I tried to use pdInfoBuilder to make a package with the platform information for a budding yeast tiling array from Affymetrix. I wanted to use this package together with Bioconductor's "oligo" package.
I downloaded these files from Affymetrix:
I made a package with the following code:
library(pdInfoBuilder) baseDir <- '/Users/EricF/projects/ISW2_FUN30/Yoshida_et_al_Pasero_BrdU_Mol_Cell_2014/s_cerevisiae_libraryfile/BPMAP' bpmap <- list.files(path = baseDir, pattern = '^\\S+_MR_\\S+bpmap$', full.names = TRUE) stopifnot(length(bpmap) == 1) cel <- list.files(path = baseDir, pattern = 'CEL$', full.names = TRUE) stopifnot(length(cel) == 1) seed <- new("AffyTilingPDInfoPkgSeed", bpmapFile = bpmap, celFile = cel, author = "Eric Foss", email = "firstname.lastname@example.org", biocViews = "AnnotationData", genomebuild = "sacCer1", organism = "Yeast", species = "Saccharomyces cerevisiae") makePdInfoPackage(seed, destDir = ".") install.packages('pd.sc03b.mr.v03', repos = NULL, type = 'source')
(I have done this both with the "_MF_" and with the "_MR_" .bpmap files, and I had identical problems with each.) Everything seemed to go well, although I did get 11 warnings, each of which was the following:
1: In result_fetch(res@ptr, n = n) : SQL statements must be issued with dbExecute() or dbSendStatement() instead of dbGetQuery() or dbSendQuery().
When I loaded the package with "library(pd.sc03b.mr.v03)", everything went smoothly. However, when I look at the lengths of the chromosomes, something is wrong: 5 out of the 16 chromosomes had maximum coordinates that were far greater than the length of the chromosome (e.g. almost twice the length of the entire genome for a single chromosome; the other 11 chromosomes had maximum coordinates that were reasonable).
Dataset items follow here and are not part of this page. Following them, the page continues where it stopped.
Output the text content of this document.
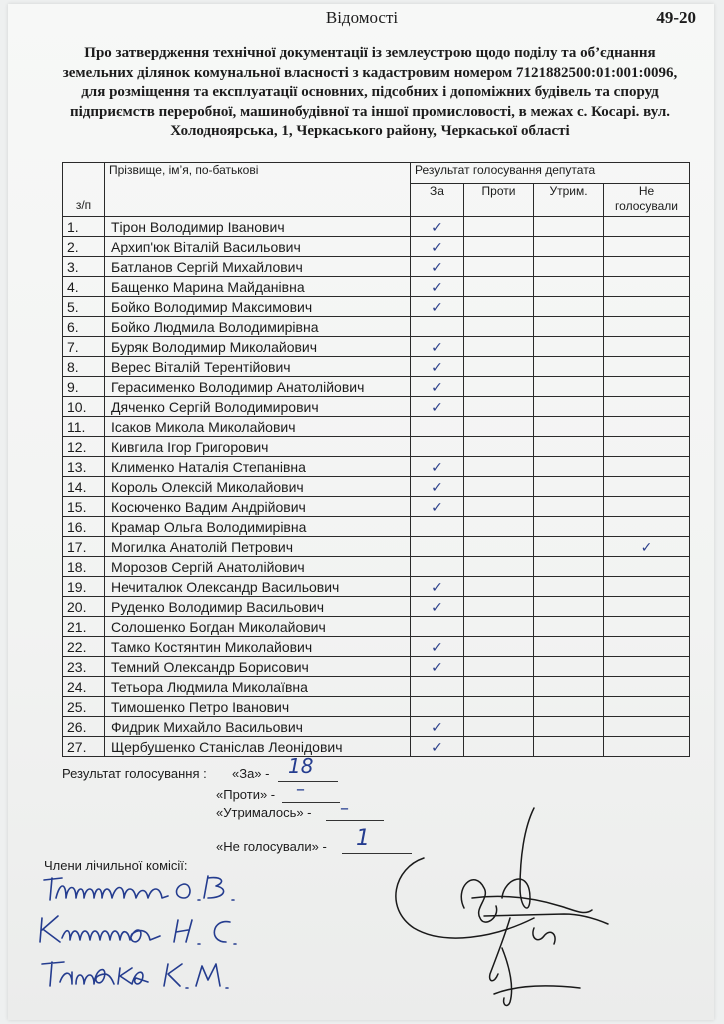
Відомості	49-20
Про затвердження технічної документації із землеустрою щодо поділу та об’єднання земельних ділянок комунальної власності з кадастровим номером 7121882500:01:001:0096, для розміщення та експлуатації основних, підсобних і допоміжних будівель та споруд підприємств переробної, машинобудівної та іншої промисловості, в межах с. Косарі. вул. Холодноярська, 1, Черкаського району, Черкаської області
з/п	Прізвище, ім’я, по-батькові	Результат голосування депутата			
		За	Проти	Утрим.	Не голосували
1.	Тірон Володимир Іванович	✓			
2.	Архип'юк Віталій Васильович	✓			
3.	Батланов Сергій Михайлович	✓			
4.	Бащенко Марина Майданівна	✓			
5.	Бойко Володимир Максимович	✓			
6.	Бойко Людмила Володимирівна				
7.	Буряк Володимир Миколайович	✓			
8.	Верес Віталій Терентійович	✓			
9.	Герасименко Володимир Анатолійович	✓			
10.	Дяченко Сергій Володимирович	✓			
11.	Ісаков Микола Миколайович				
12.	Кивгила Ігор Григорович				
13.	Клименко Наталія Степанівна	✓			
14.	Король Олексій Миколайович	✓			
15.	Косюченко Вадим Андрійович	✓			
16.	Крамар Ольга Володимирівна				
17.	Могилка Анатолій Петрович				✓
18.	Морозов Сергій Анатолійович				
19.	Нечиталюк Олександр Васильович	✓			
20.	Руденко Володимир Васильович	✓			
21.	Солошенко Богдан Миколайович				
22.	Тамко Костянтин Миколайович	✓			
23.	Темний Олександр Борисович	✓			
24.	Тетьора Людмила Миколаївна				
25.	Тимошенко Петро Іванович				
26.	Фидрик Михайло Васильович	✓			
27.	Щербушенко Станіслав Леонідович	✓			
Результат голосування : «За» - 18
«Проти» - –
«Утрималось» - –
«Не голосували» - 1
Члени лічильної комісії:
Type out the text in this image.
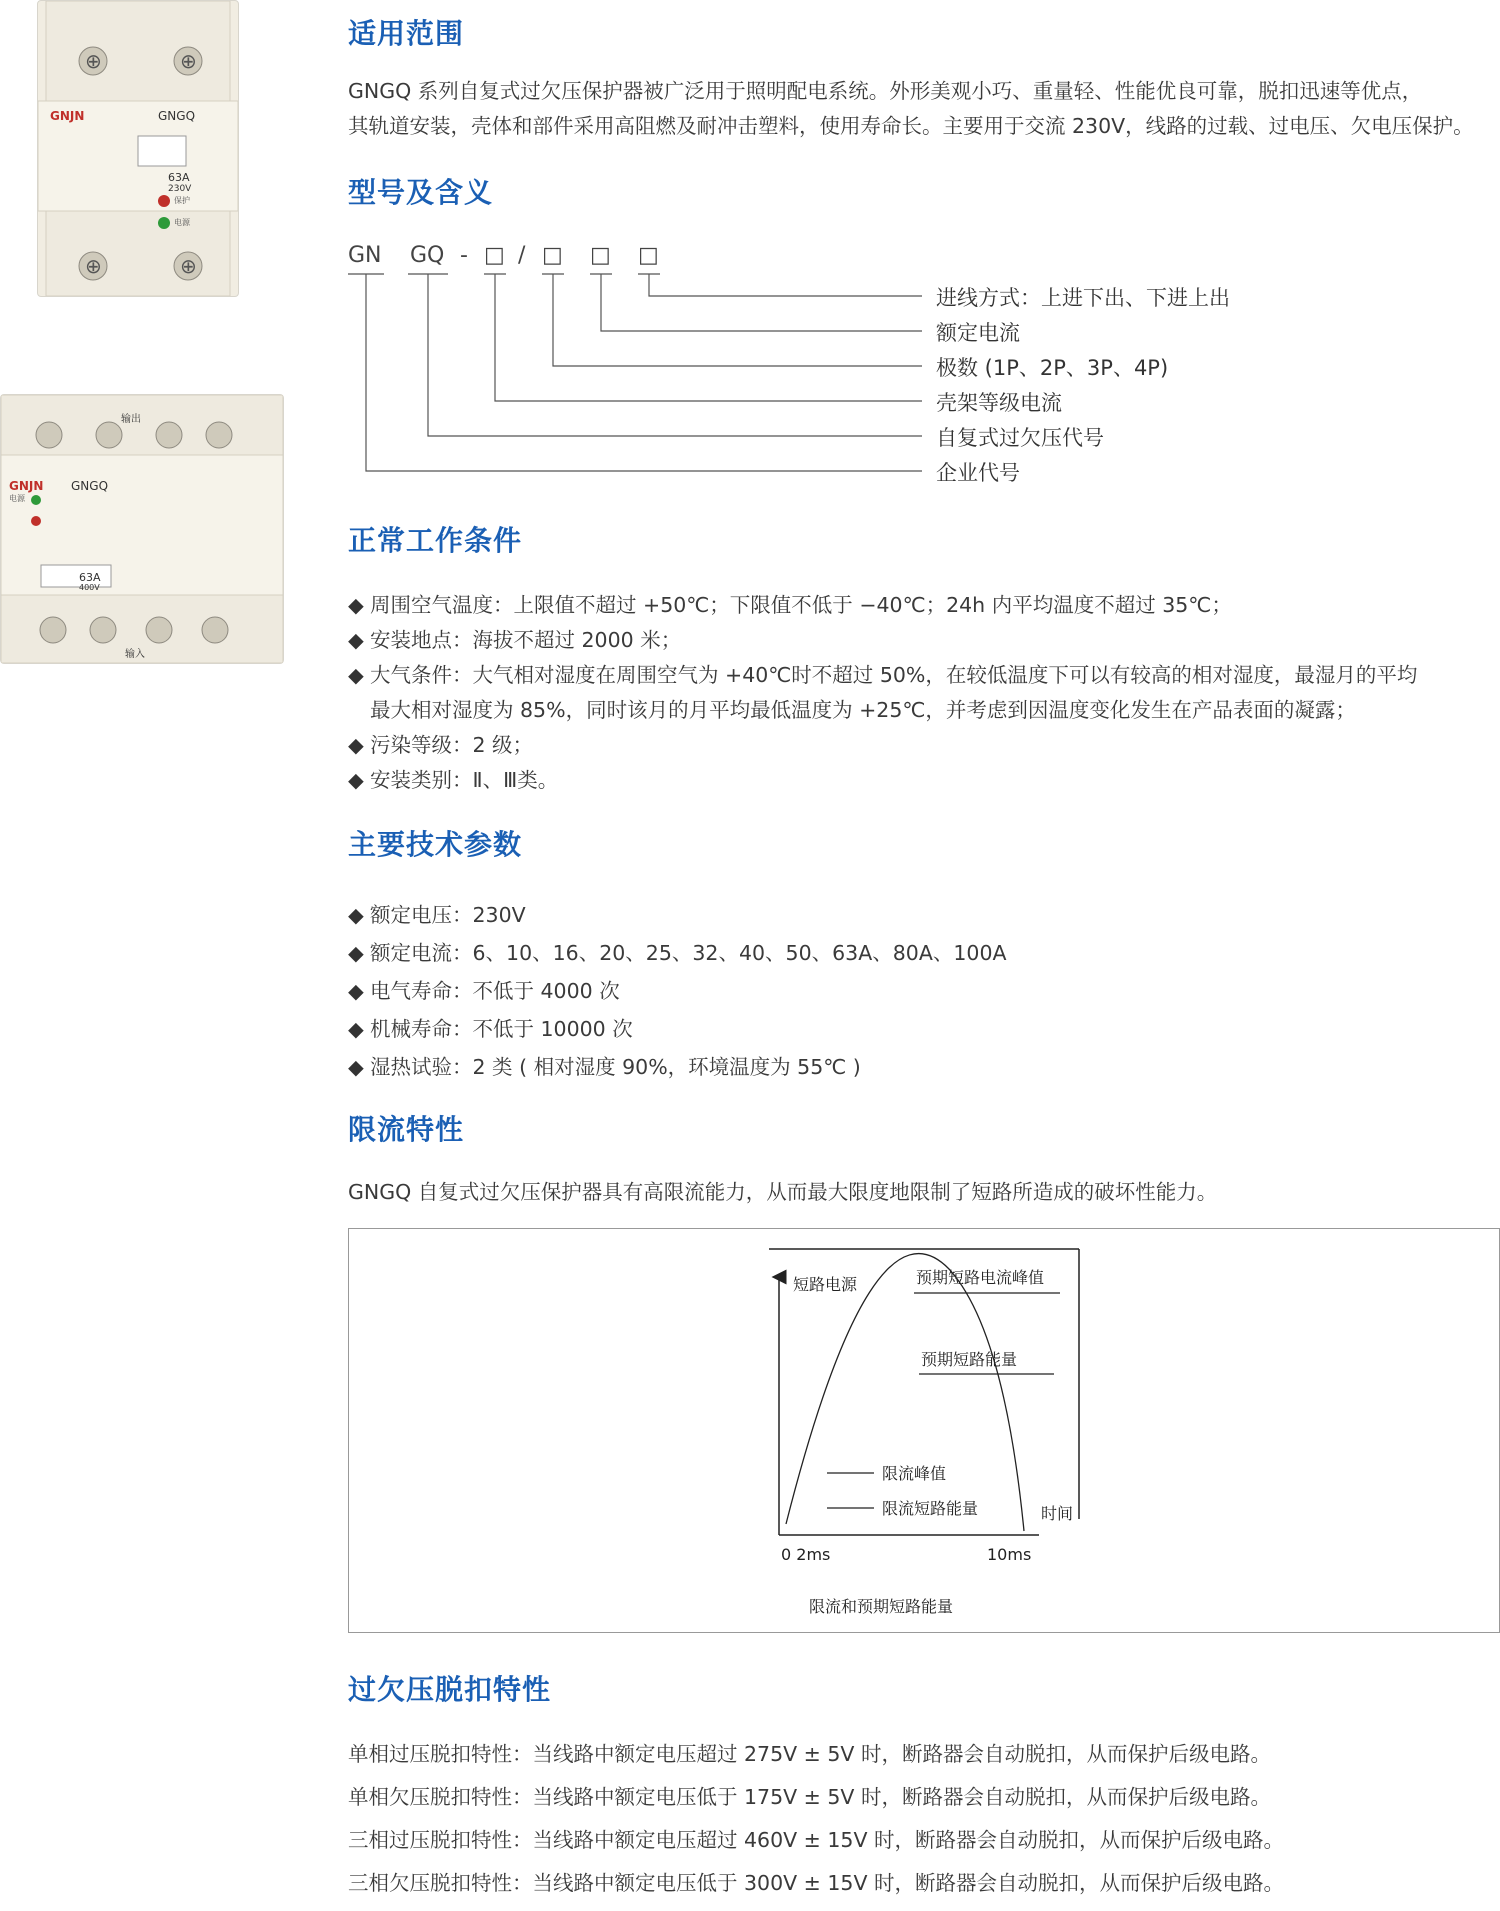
⊕	⊕
⊕	⊕
GNJN	GNGQ
63A
230V
保护
电源
输出
GNJN GNGQ
电源
63A
400V
输入
适用范围
GNGQ 系列自复式过欠压保护器被广泛用于照明配电系统。外形美观小巧、重量轻、性能优良可靠，脱扣迅速等优点，
其轨道安装，壳体和部件采用高阻燃及耐冲击塑料，使用寿命长。主要用于交流 230V，线路的过载、过电压、欠电压保护。
型号及含义
GN GQ - □ / □ □ □
进线方式：上进下出、下进上出
额定电流
极数 (1P、2P、3P、4P)
壳架等级电流
自复式过欠压代号
企业代号
正常工作条件
◆ 周围空气温度：上限值不超过 +50℃；下限值不低于 −40℃；24h 内平均温度不超过 35℃；
◆ 安装地点：海拔不超过 2000 米；
◆ 大气条件：大气相对湿度在周围空气为 +40℃时不超过 50%，在较低温度下可以有较高的相对湿度，最湿月的平均
最大相对湿度为 85%，同时该月的月平均最低温度为 +25℃，并考虑到因温度变化发生在产品表面的凝露；
◆ 污染等级：2 级；
◆ 安装类别：Ⅱ、Ⅲ类。
主要技术参数
◆ 额定电压：230V
◆ 额定电流：6、10、16、20、25、32、40、50、63A、80A、100A
◆ 电气寿命：不低于 4000 次
◆ 机械寿命：不低于 10000 次
◆ 湿热试验：2 类 ( 相对湿度 90%，环境温度为 55℃ )
限流特性
GNGQ 自复式过欠压保护器具有高限流能力，从而最大限度地限制了短路所造成的破坏性能力。
短路电源	预期短路电流峰值
预期短路能量
限流峰值
限流短路能量	时间
0 2ms	10ms
限流和预期短路能量
过欠压脱扣特性
单相过压脱扣特性：当线路中额定电压超过 275V ± 5V 时，断路器会自动脱扣，从而保护后级电路。
单相欠压脱扣特性：当线路中额定电压低于 175V ± 5V 时，断路器会自动脱扣，从而保护后级电路。
三相过压脱扣特性：当线路中额定电压超过 460V ± 15V 时，断路器会自动脱扣，从而保护后级电路。
三相欠压脱扣特性：当线路中额定电压低于 300V ± 15V 时，断路器会自动脱扣，从而保护后级电路。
The code below shows an example of how I determined this.
fls <- list.files(pattern = 'CEL$') # 15 .CEL files from PMID 24856221 affyRaw <- read.celfiles(filenames = fls, pkgname = 'pd.sc03b.mr.v03') max(pmPosition(affyRaw)) # 23,944,040 -almost twice the length of the cerevisiae genome
My session info is pasted below:
> sessionInfo() R version 4.1.0 (2021-05-18) Platform: x86_64-apple-darwin17.0 (64-bit) Running under: macOS Big Sur 11.4 Matrix products: default LAPACK: /Library/Frameworks/R.framework/Versions/4.1/Resources/lib/libRlapack.dylib locale:  en_US.UTF-8/en_US.UTF-8/en_US.UTF-8/C/en_US.UTF-8/en_US.UTF-8 attached base packages:  stats4 parallel stats graphics grDevices utils datasets methods base other attached packages:  pd.sc03b.mr.v03_0.0.1 DBI_1.1.1 oligo_1.56.0 Biobase_2.52.0 oligoClasses_1.54.0 RSQLite_2.2.7  Biostrings_2.60.1 GenomeInfoDb_1.28.1 XVector_0.32.0 IRanges_2.26.0 S4Vectors_0.30.0 BiocGenerics_0.38.0 loaded via a namespace (and not attached):  Rcpp_1.0.6 BiocManager_1.30.16 compiler_4.1.0 MatrixGenerics_1.4.0 bitops_1.0-7  iterators_1.0.13 tools_4.1.0 zlibbioc_1.38.0 bit_4.0.4 preprocessCore_1.54.0  memoise_2.0.0 lattice_0.20-44 ff_4.0.4 pkgconfig_2.0.3 rlang_0.4.11  Matrix_1.3-4 foreach_1.5.1 DelayedArray_0.18.0 rstudioapi_0.13 fastmap_1.1.0  GenomeInfoDbData_1.2.6 affxparser_1.64.0 vctrs_0.3.8 bit64_4.0.5 grid_4.1.0  blob_1.2.1 splines_4.1.0 codetools_0.2-18 matrixStats_0.59.0 GenomicRanges_1.44.0  SummarizedExperiment_1.22.0 RCurl_1.98-1.3 cachem_1.0.5 crayon_1.4.1 affyio_1.62.0 >
I would very much appreciate any suggestions for fixing this problem.